Edion was stripped of his knighthood, although not of a chantor’s colours—those he chose to renounce himself, several years later, after he had furthered his travels in the Unstable and discovered the true extent of the suffering there. It was then that he declared himself a free follower of the Maker, a heresy that was deserving of death, although the Sanhedrin chose not to pursue it for reasons that had a lot to do with their own popularity and little to do with the Rule. Instead they allowed Edion to sever all ties to Chantry, and to change his name. It was in their interests to have Knight Edion of Galman sink into obscurity as quickly as possible.

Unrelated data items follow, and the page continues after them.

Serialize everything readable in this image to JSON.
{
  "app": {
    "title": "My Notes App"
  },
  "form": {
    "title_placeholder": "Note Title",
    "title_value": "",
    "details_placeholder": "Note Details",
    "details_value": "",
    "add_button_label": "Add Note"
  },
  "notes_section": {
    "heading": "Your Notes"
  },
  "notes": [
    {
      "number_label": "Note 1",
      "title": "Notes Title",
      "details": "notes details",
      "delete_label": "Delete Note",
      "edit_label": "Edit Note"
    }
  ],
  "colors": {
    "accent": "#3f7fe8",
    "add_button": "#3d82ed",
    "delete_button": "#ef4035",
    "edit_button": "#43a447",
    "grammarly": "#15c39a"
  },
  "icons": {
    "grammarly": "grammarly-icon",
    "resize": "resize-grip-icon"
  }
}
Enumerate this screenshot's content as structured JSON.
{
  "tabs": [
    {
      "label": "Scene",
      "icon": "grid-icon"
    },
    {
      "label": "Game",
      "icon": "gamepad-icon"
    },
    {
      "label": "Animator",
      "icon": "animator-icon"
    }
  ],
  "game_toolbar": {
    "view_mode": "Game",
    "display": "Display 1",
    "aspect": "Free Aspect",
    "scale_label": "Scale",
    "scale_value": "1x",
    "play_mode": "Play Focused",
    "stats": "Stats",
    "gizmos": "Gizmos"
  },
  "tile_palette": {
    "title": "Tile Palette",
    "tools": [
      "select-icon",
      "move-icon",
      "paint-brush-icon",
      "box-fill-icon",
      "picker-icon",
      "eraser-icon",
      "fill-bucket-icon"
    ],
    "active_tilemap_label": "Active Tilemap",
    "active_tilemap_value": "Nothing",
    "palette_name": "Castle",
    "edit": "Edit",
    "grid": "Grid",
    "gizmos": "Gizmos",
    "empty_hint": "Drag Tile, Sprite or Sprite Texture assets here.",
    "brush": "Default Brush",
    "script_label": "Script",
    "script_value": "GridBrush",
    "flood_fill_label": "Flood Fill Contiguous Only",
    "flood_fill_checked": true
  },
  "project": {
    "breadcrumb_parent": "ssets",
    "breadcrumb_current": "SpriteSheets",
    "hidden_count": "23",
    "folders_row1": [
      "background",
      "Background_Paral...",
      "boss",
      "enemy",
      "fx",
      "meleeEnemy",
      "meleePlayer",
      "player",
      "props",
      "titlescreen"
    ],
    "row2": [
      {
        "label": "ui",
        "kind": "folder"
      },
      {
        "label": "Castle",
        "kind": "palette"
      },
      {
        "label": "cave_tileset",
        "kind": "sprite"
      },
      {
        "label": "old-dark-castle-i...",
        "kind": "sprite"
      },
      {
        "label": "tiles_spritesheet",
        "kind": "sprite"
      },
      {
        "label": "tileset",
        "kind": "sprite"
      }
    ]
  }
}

Although his open rebellion occurred only after his exclusion, the seeds of Havenstar’s beginning had been kernelled when he was still a knight, long before he’d lost his sight. Driven by a need for an interlude of contemplation and even deprivation, Edion had at one time embarked on a long journey into the Unstable with several fellow chantors. He’d thought to travel south in search of the lost lands of Bellisthron and Yedron simply because he wondered if it was possible to find and unite the lost nations against the Unmaker.
Thwarted by the ferocity of the Unstable, they’d failed in the attempt, but on the journey he’d seen a triangle of land caught between the Riven and a ley line he’d named the Writhe. It had contained several fixed features that seemed impervious to instability, which was strange since the area was sandwiched between two ley lines of unequalled caprice. It was an exceptionally attractive slice of the Unstable, a green and fertile land, well-watered with streams and well-endowed with vegetation, a pleasant aberration in an otherwise desolate, barren landscape.
He’d remembered the place and years later—after he’d gone blind, after he’d been excluded, after he’d been unencoloured from Chantry, after he’d confirmed his own theories with regard to ley—he’d gone back, this time carrying with him his dream of creating a home where the excluded could live safely. There he applied all he had learnt from his wide reading of both holy texts and the unencoloured writings in Chantry libraries. There he created something unlike any other place, stable or unstable, something unlike anything that had existed before or after the Rending. There he had created Havenstar.